In June 2016 more than 5.2 million people were employed in the manufacturing sector in Germany, an increase of 0.8% on the prior year figure. Excluding typical seasonal fluctuations, this represents a continuation of the upward trend that began in mid-2010. At that time, the number of people employed in Germany's manufacturing industry had fallen to a low of just under 4.8 million in the wake of the global and national recession of 2008/2009. Thanks to the subsequent economic recovery the number of manufacturing employees in the first half of 2016 was up by around 9 % on the same period in 2010 and by 3.2% on the strong pre-crisis levels (first half of 2008). Other western European nations have not fared so well.
The chart shows the indexed number of employees in the seven largest manufacturing industries in Germany (by number of employees). At the top of the pile was mechanical engineering, with an average of around 900,000 employees in the first half of the year. Next came the automotive industry (760,000 employees), the metals industry (750,000), electrical engineering (624,000), the food industry (397,000), the rubber and plastics industry (331,000) and the chemicals industry (291,000; excluding pharmaceuticals). At the latest count, these industries accounted for nearly 78% of all employees in the manufacturing sector.
Particularly strong job growth in mechanical engineering
The pattern of job growth in the individual industries was very mixed. Of the aforementioned industries, mechanical engineering (up by 19.3%), recorded the highest increase in employment in the long-term comparison (first half of 2016 compared with the same period of 2005). This industry benefits from the fact that a relatively high proportion of the value added is created domestically.
Since the end of 2014, however, growth in mechanical engineering employment has stalled, which can partly be explained by the muted international demand for capital goods. In second place in terms of employment growth is the food industry, which was up by 13.1% in the first half of 2016 compared with the same period of 2005. Seasonal fluctuations, for example because of harvests, are particularly noticeable here, but the general upward trend is relatively stable. Even during the recession of 2008/2009 employment levels in the food industry did not fall. Other notable increases in the long-term comparison were recorded in rubber and plastics (up by 12.6%) and metals (up by 9.3%). Both these industries are important domestic suppliers for Germany's successful automotive industry. Within the metals industry, employment levels in resource- and energy-intensive metal production (down by 0.7%) fared much worse than in the manufacturing of metal products (up by 14.8 percent). Overcapacity, for example in steel production, was a factor here.
Strong increases in the automotive industry since the economic crisis
Job growth in the period under review was much lower in the automotive industry (up by 2.1%) and in electrical engineering (up by 0.5%). For the automotive industry, this was partly because the employment rate had already been in decline between 2005 and the beginning of the financial crisis in late 2008, which was not the case in most other industries. This decline accelerated during the recession. Since the low of early 2010, however, the level of employment in the automotive industry has grown above average. During this period, domestic automotive production has expanded at a much faster rate than the average for the manufacturing industries as a whole. In the automotive industry, and in others, the proportion of highly skilled employees in the workforce (e.g. in R&D) has increased. At the same time, the proportion of employees working in production has fallen. Competition from production sites outside Germany is particularly fierce here. This also applies to parts of the electrical engineering industry, which partly explains the low rate of employment growth. The chemicals industry is the only one of the industries under review here that had fewer employees in the first half of 2016 than in the first half of 2005 (down by 0.6%). Weak growth in domestic chemicals production and the comparatively low level of investment in German sites are among the main reasons for this decline. Real net fixed assets in the chemicals industry in Germany have fallen continually in recent years.

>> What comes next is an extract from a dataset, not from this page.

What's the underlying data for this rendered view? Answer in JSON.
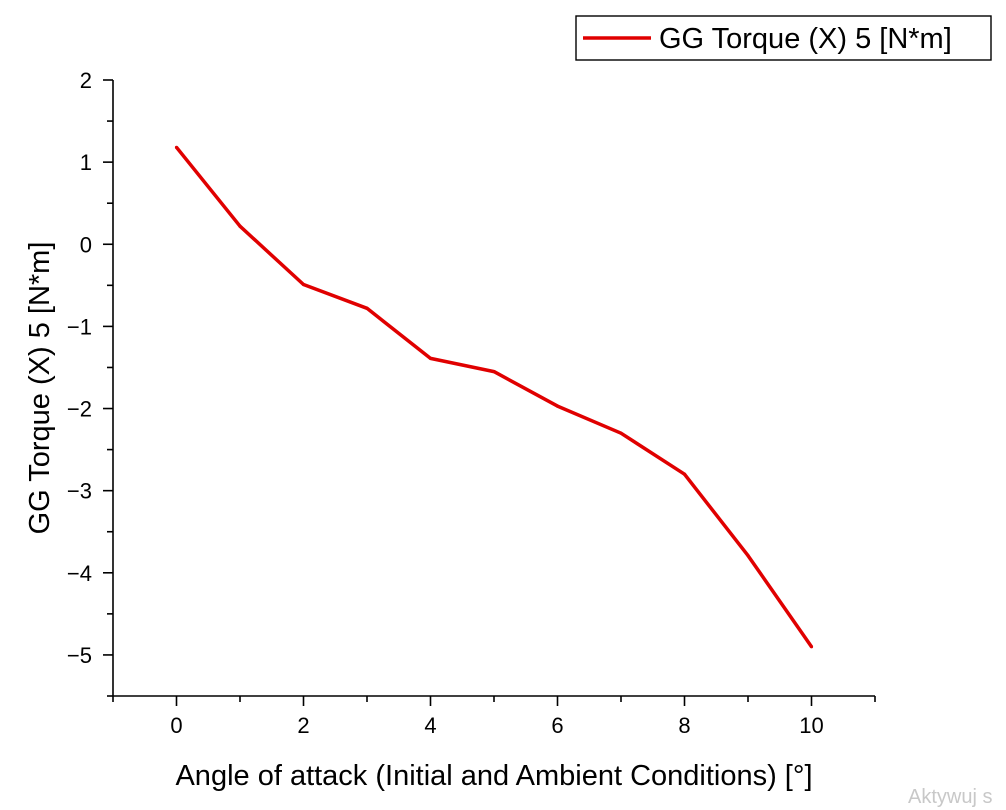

Looking at the overall picture, employment growth in the German manufacturing sector has been positive in recent years. Despite ongoing measures to increase productivity, muted production and investment activity in German industry and fierce international competition, the number of employees has increased both since the recession and over the longer term. The labour market reforms introduced up to the mid-2000s have played a part in this. For some time now, however, the rate of employment growth in Germany has been slowing. This is probably because of the low level of growth in global GDP and investment activity and the political and economic risks both in and outside Europe. Furthermore, companies in various manufacturing industries are tending to invest abroad rather than in Germany. And decisions made by the current federal government have worsened the regulatory environment, with the labour market and pensions among the areas that have been affected. Increasingly, however, the shrinking supply of workers is also becoming a factor. In conclusion, we expect growth in industrial employment to stagnate up the end of 2017, albeit on a very high level. It is likely that any potential impact resulting from the successful integration of migrants will only become apparent in subsequent years.